Storage developers did not need to replicate the same conditions in each of these early markets. They found different routes to make themselves useful, based on the varied capabilities of storage itself.
Layering in states that have more than 10 megawatts operating and more than zero reveals that states without any energy storage are clearly in the minority.
And looking ahead at states' contracted pipelines depicts an even more complete takeover.
This geographic diversity matters for predicting the growth prospects of battery storage, which is hard to do because the historical record offers little insight into future deployments.
Conventional estimates woefully under-predicted the rise of solar over the last decade. Finn-Foley displayed the Energy Information Administration's projections for national solar deployment from 2011, 2012 and 2013. Even after two revisions upward, the expected cumulative installations for 2019 ended up equaling the utility-scale solar installed in North Carolina alone, a far cry from predicting solar for the whole country.
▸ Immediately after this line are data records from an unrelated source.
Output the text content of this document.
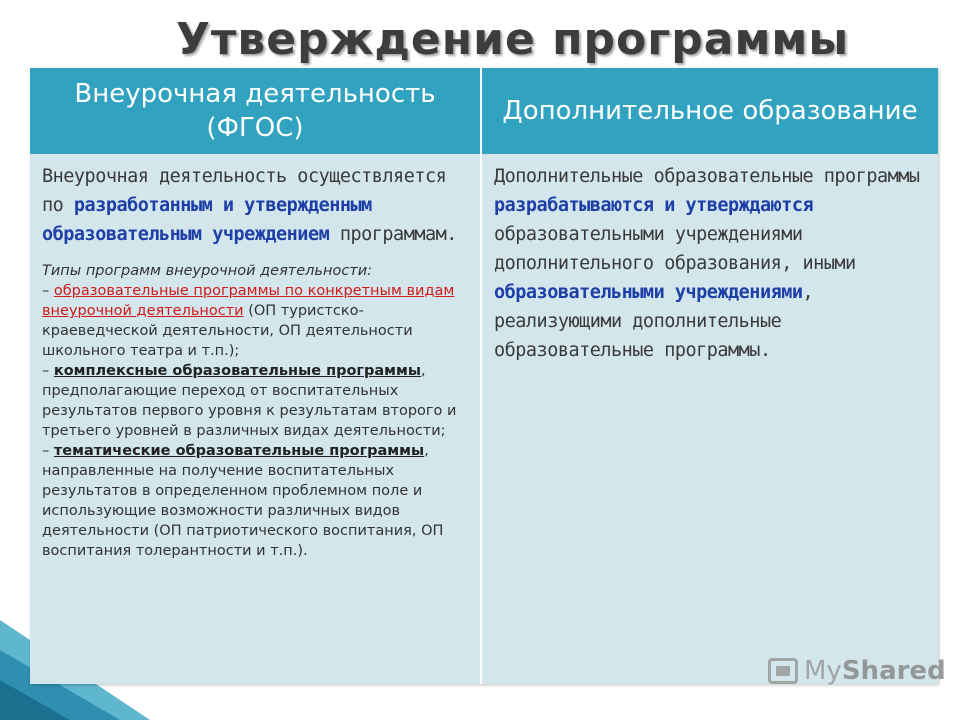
Утверждение программы
Внеурочная деятельность (ФГОС)
Дополнительное образование
Внеурочная деятельность осуществляется по разработанным и утвержденным образовательным учреждением программам.
Типы программ внеурочной деятельности:
– образовательные программы по конкретным видам внеурочной деятельности (ОП туристско-краеведческой деятельности, ОП деятельности школьного театра и т.п.);
– комплексные образовательные программы, предполагающие переход от воспитательных результатов первого уровня к результатам второго и третьего уровней в различных видах деятельности;
– тематические образовательные программы, направленные на получение воспитательных результатов в определенном проблемном поле и использующие возможности различных видов деятельности (ОП патриотического воспитания, ОП воспитания толерантности и т.п.).
Дополнительные образовательные программы разрабатываются и утверждаются образовательными учреждениями дополнительного образования, иными образовательными учреждениями, реализующими дополнительные образовательные программы.
MyShared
The experience watching solar evolve and repeatedly defy expectations should inform modeling for the ramp-up of energy storage years later. But Finn-Foley's argument cautions against extrapolating too much from the solar experience to the storage experience, because storage can follow more paths to market.
The hard work put in by the wind and solar industries to load up grids with cheap, renewable power, will eventually serve to boost interest in storage, too.
"When you have these long renewable grids, it's no longer the industry pushing upwards and saying, 'Here's what we're capable of,'" Finn-Foley noted. "It's now policymakers and regulators pulling upwards and saying, 'Storage, we need you.''
Put another way, Finn-Foley said, "The wind energy and solar energy industries are writing checks that energy storage is going to cash."